Une fois que les conventions d'investiture en vue de la présidentielle américaine sont choses du passé, l'étape finale de la campagne commence. Dans la plupart des cas, le candidat qui est en avance à la mi-septembre finit par l'emporter.

À l'heure actuelle, les sondages nationaux ne montrent pas clairement qui est en tête. Dans le système américain toutefois, il y a en fait 50 élections distinctes, soit une pour chaque État. Pour avoir une bonne idée de l'issue probable du vote, il faut regarder les sondages dans les États clés, ceux qui auront une influence décisive sur l'élection. Cette année, la plupart des observateurs conviennent qu'il y a 10 États pouvant faire pencher la balance, des États qui ne sont pas acquis à l'avance à un ou l'autre des candidats.

Lorsqu'on compile les votes électoraux de ces États clés, on s'aperçoit qu'à moins d'un événement renversant et tout à fait imprévisible, le président Obama est presque certain d'être réélu. Il pourrait perdre chacun des trois plus grands États clés où il est présentement en avance, soit la Floride, l'Ohio, et le Michigan, et il serait tout de même à égalité avec son rival républicain Mitt Romney.

On pourrait croire que le candidat sortant porte le fardeau de la situation économique difficile, et c'est bien le cas. Si les temps étaient meilleurs, M. Obama jouirait d'une avance si confortable que l'élection serait pratiquement terminée.

Si l'économie est un enjeu fondamental, il y a un autre enjeu également essentiel à chaque élection, et ce, dans n'importe quelle démocratie. C'est la réponse que chaque électeur donne à la question suivante: «Est-ce que ce candidat se préoccupe vraiment des personnes comme moi?» Près de 70% des électeurs américains croient que dans le cas de M. Romney, la réponse est «non».

Il y a ici deux facteurs à considérer. D'abord, la campagne d'Obama a travaillé d'arrache-pied au cours de l'été pour définir Mitt Romney comme quelqu'un qui a peu de liens avec l'Américain ordinaire.

Cependant, c'est Romney lui-même qui s'est fait le plus de tort. Son refus de divulguer ses déclarations de revenus, ses anciens comptes bancaires suisses, ses investissements aux îles Caïmans et ses propos sur les «47% d'Américains qui dépendent du gouvernement» ont projeté de lui une image bien plus préjudiciable que tout ce que ses rapports d'impôt auraient pu contenir.
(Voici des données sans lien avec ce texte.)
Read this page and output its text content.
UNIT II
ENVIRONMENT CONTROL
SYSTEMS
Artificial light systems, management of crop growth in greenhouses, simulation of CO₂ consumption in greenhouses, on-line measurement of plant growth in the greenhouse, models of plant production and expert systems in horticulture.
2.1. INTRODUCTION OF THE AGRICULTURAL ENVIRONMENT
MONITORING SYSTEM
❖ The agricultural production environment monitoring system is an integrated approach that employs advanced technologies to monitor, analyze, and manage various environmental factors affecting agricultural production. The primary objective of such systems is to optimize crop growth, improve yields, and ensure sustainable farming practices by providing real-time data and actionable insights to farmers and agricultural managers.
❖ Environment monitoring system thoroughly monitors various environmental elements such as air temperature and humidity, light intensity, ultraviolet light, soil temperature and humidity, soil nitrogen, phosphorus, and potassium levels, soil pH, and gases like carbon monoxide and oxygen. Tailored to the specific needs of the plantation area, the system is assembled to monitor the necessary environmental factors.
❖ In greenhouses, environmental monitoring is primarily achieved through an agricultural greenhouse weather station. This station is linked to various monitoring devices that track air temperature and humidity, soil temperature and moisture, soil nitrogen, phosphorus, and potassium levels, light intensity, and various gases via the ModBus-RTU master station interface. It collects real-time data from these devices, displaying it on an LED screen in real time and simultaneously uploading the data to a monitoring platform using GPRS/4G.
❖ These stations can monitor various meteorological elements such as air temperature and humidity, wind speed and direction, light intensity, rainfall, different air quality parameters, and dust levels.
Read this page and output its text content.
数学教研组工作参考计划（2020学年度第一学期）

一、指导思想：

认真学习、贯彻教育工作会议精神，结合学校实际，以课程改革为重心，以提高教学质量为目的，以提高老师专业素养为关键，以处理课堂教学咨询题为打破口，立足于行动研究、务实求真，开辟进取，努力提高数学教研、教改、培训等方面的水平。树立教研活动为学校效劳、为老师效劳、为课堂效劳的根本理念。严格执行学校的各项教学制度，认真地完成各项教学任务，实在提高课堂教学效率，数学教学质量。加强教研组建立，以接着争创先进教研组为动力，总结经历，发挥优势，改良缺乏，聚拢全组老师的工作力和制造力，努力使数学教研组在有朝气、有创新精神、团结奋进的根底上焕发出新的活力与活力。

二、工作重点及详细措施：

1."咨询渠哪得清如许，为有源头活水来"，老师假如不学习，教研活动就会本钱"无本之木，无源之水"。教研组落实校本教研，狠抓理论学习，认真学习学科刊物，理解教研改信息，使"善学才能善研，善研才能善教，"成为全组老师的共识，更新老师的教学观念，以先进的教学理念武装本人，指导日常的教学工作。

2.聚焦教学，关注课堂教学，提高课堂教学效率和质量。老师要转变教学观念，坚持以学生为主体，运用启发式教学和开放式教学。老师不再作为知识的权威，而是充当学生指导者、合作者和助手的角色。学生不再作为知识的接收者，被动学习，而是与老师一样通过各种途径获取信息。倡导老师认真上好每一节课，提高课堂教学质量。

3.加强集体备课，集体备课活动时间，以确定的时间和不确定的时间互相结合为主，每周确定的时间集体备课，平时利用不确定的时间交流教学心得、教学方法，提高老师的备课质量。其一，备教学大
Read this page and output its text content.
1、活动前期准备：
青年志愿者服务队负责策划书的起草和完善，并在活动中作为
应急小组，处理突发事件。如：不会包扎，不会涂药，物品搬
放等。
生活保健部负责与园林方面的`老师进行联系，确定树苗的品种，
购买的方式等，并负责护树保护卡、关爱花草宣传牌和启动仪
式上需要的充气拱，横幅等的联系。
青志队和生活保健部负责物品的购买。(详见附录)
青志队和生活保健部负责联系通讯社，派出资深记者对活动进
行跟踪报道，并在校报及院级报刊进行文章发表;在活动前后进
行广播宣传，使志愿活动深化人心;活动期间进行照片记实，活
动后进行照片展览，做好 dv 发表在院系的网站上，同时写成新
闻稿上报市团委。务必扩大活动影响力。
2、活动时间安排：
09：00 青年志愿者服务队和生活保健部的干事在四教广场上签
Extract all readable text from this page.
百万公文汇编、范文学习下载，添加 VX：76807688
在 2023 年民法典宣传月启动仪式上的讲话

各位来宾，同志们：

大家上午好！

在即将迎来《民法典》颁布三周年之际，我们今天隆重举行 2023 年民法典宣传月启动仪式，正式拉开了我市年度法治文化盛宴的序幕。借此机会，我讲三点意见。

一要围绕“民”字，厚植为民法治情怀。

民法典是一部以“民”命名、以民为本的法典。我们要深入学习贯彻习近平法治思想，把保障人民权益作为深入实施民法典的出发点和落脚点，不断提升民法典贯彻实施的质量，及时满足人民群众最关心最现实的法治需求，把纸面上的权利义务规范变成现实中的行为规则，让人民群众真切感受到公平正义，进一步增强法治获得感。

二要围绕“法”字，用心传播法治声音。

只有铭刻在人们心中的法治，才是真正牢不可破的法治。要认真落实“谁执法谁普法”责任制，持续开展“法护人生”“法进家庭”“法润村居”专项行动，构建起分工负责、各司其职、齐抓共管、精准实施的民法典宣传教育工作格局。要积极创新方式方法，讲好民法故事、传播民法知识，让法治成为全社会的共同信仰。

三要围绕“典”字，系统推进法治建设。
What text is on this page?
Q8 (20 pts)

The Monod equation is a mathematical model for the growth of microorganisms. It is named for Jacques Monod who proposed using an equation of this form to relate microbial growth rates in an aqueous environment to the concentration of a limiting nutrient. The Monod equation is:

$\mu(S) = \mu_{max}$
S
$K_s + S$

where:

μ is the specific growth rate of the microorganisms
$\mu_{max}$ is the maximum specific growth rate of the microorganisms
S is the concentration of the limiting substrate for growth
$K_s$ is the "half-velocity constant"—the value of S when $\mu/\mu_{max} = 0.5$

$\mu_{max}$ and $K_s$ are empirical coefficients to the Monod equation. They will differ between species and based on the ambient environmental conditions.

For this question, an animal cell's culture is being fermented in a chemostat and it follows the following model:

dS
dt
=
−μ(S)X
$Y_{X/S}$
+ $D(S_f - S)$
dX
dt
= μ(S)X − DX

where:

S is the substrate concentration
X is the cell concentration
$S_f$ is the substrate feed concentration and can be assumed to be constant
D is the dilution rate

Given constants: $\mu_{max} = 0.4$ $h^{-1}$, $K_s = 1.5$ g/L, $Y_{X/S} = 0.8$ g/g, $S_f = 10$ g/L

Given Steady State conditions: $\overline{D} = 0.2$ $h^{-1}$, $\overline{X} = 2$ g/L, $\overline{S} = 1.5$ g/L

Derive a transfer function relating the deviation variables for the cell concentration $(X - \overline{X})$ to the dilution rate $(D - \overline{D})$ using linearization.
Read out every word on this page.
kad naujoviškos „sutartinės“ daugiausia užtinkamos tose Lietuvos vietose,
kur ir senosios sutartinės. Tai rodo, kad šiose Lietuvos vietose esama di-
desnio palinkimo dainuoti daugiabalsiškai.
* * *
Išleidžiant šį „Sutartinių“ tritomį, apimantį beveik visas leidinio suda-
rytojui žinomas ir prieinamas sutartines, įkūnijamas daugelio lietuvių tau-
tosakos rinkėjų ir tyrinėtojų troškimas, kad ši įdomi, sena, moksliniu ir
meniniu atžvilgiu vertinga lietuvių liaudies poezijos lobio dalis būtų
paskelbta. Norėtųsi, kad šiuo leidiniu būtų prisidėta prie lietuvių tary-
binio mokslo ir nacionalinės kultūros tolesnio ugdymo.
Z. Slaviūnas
Les Américains n'ont rien contre la richesse et le succès; en fait, nous admirons ces qualités. Un problème se pose lorsque quelqu'un semble avoir bénéficié de règles différentes de celles que doivent suivre les autres citoyens. M. Romney affirme qu'il a payé tous les impôts exigés par les lois. Cela satisfait sans doute les milieux qu'il fréquente, mais la plupart des Américains entendront plutôt ceci: «J'ai utilisé chaque échappatoire légale disponible afin de payer le moins d'impôt possible.»

Ajoutez à cela sa maladresse en public et sa détermination apparente à couper les programmes sociaux chers à la classe moyenne, et vous avez l'impression d'un homme qui a réussi, certes, mais surtout qui n'a pas de coeur.

Les Américains admirent le succès, mais ils veulent des chefs qui les comprennent, particulièrement lorsqu'ils traversent des périodes difficiles. Des personnes très riches ont été élues à la présidence dans le passé - qu'on pense à Franklin D. Roosevelt et à John F. Kennedy. Cependant, peu importe ses qualités de gestionnaire, peu importe la grogne au sein de l'électorat, aucun candidat n'est devenu président si, aux yeux des Américains, il ne les comprenait pas ou ne se préoccupait pas de leur sort.